Rajkot: The union government’s decision to allow migrant labourers to return to their natives has Rajkot’s micro, small and medium enterprises (MSMEs) sector worried.
The engineering and small machine parts manufacturing units in and around Rajkot employ over 80,000 migrant workers who are mainly from Uttar Pradesh and Bihar. Industry players said that allowing workers to return to their native, at a time when operations are set to resume after nearly month and a half, will adversely impact production targets and revenues.

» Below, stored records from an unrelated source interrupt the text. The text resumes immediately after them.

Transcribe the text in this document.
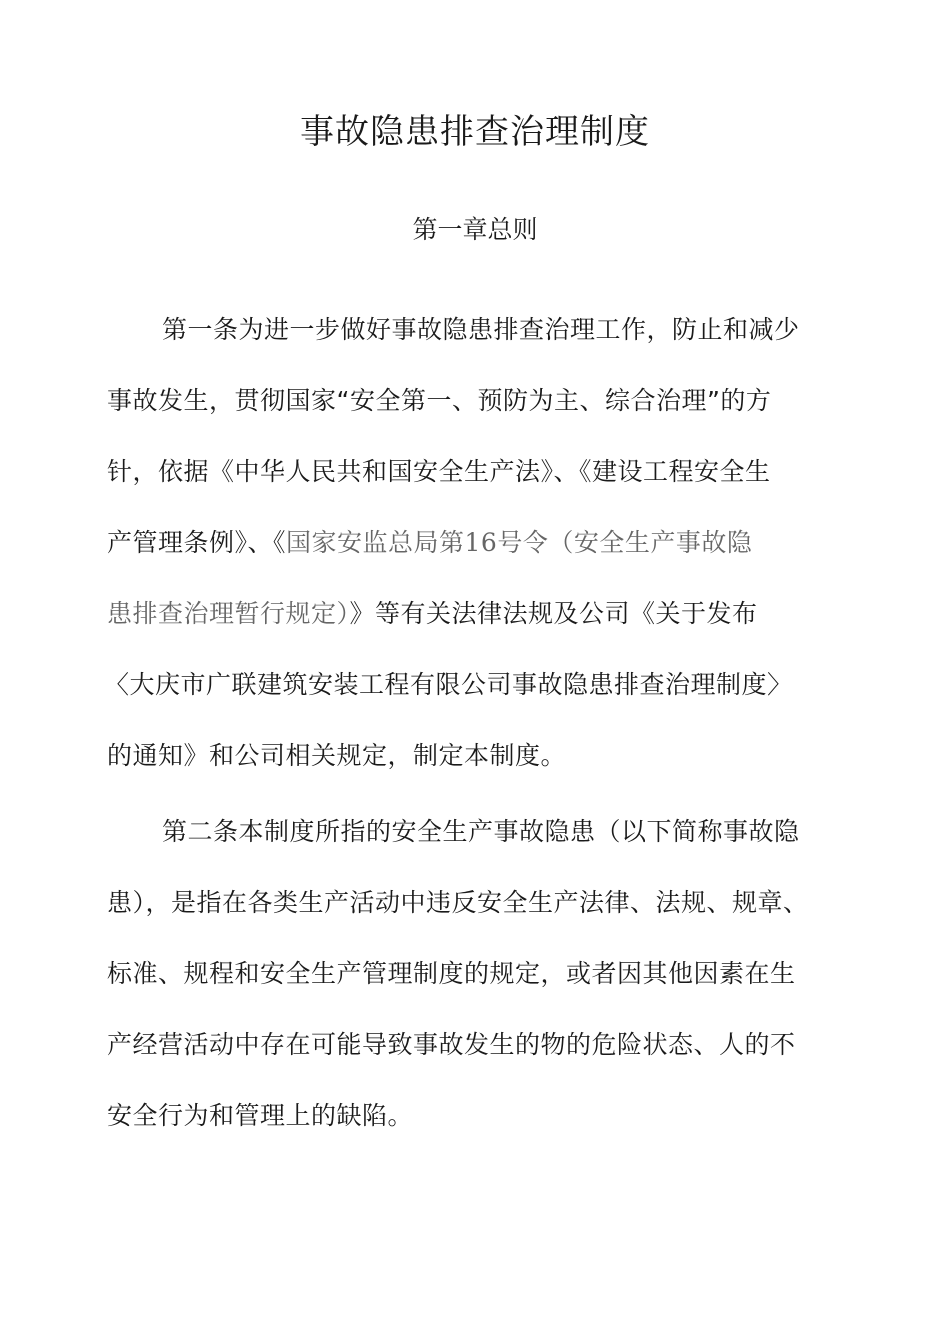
事故隐患排查治理制度
第一章总则
第一条为进一步做好事故隐患排查治理工作，防止和减少
事故发生，贯彻国家“安全第一、预防为主、综合治理”的方
针，依据《中华人民共和国安全生产法》、《建设工程安全生
产管理条例》、《国家安监总局第16号令（安全生产事故隐
患排查治理暂行规定）》等有关法律法规及公司《关于发布
〈大庆市广联建筑安装工程有限公司事故隐患排查治理制度〉
的通知》和公司相关规定，制定本制度。
第二条本制度所指的安全生产事故隐患（以下简称事故隐
患），是指在各类生产活动中违反安全生产法律、法规、规章、
标准、规程和安全生产管理制度的规定，或者因其他因素在生
产经营活动中存在可能导致事故发生的物的危险状态、人的不
安全行为和管理上的缺陷。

Rajkot is the hub of engineering units and employ worker from UP and Bihar in various industries like casting and forging, machine parts and tools manufacturing.
Vice president of Rajkot Chamber of Commerce and Industry (RCCI) Parth Ganatra, who also owns an engineering unit in Metoda GIDC said, “We have paid the workers salary of last one and half months despite nil production. We have also provided them food and fulfilled all their need as per the government direction. Now, when the time has come to start production, if they are allowed to go our business will severely impacted.”
Some unit owners also fear what if the migrant worker on return to work brings along the coronavirus infection with him. This would result in shutting down the entire factory. “This is a wrong policy of government,” said Paresh Vasani, president of Rajkot Engineering Association. “Even after paying the workers for a non-productive month, if our unit don’t start operations, it will be a double loss for us.”
Besides migrant workers from UP and Bihar, labourers from Odisha, Jharkhand and Rajasthan are also working in Rajkot.
Some industrial associations have decided not to allow the workers to go back.
Kishor Tiala, president of Shapar Industrial Association said, “We have asked them not to go back as we have already paid them two month’s salary without work.” There are 1,100 industrial units that have resumed operations in Shapar.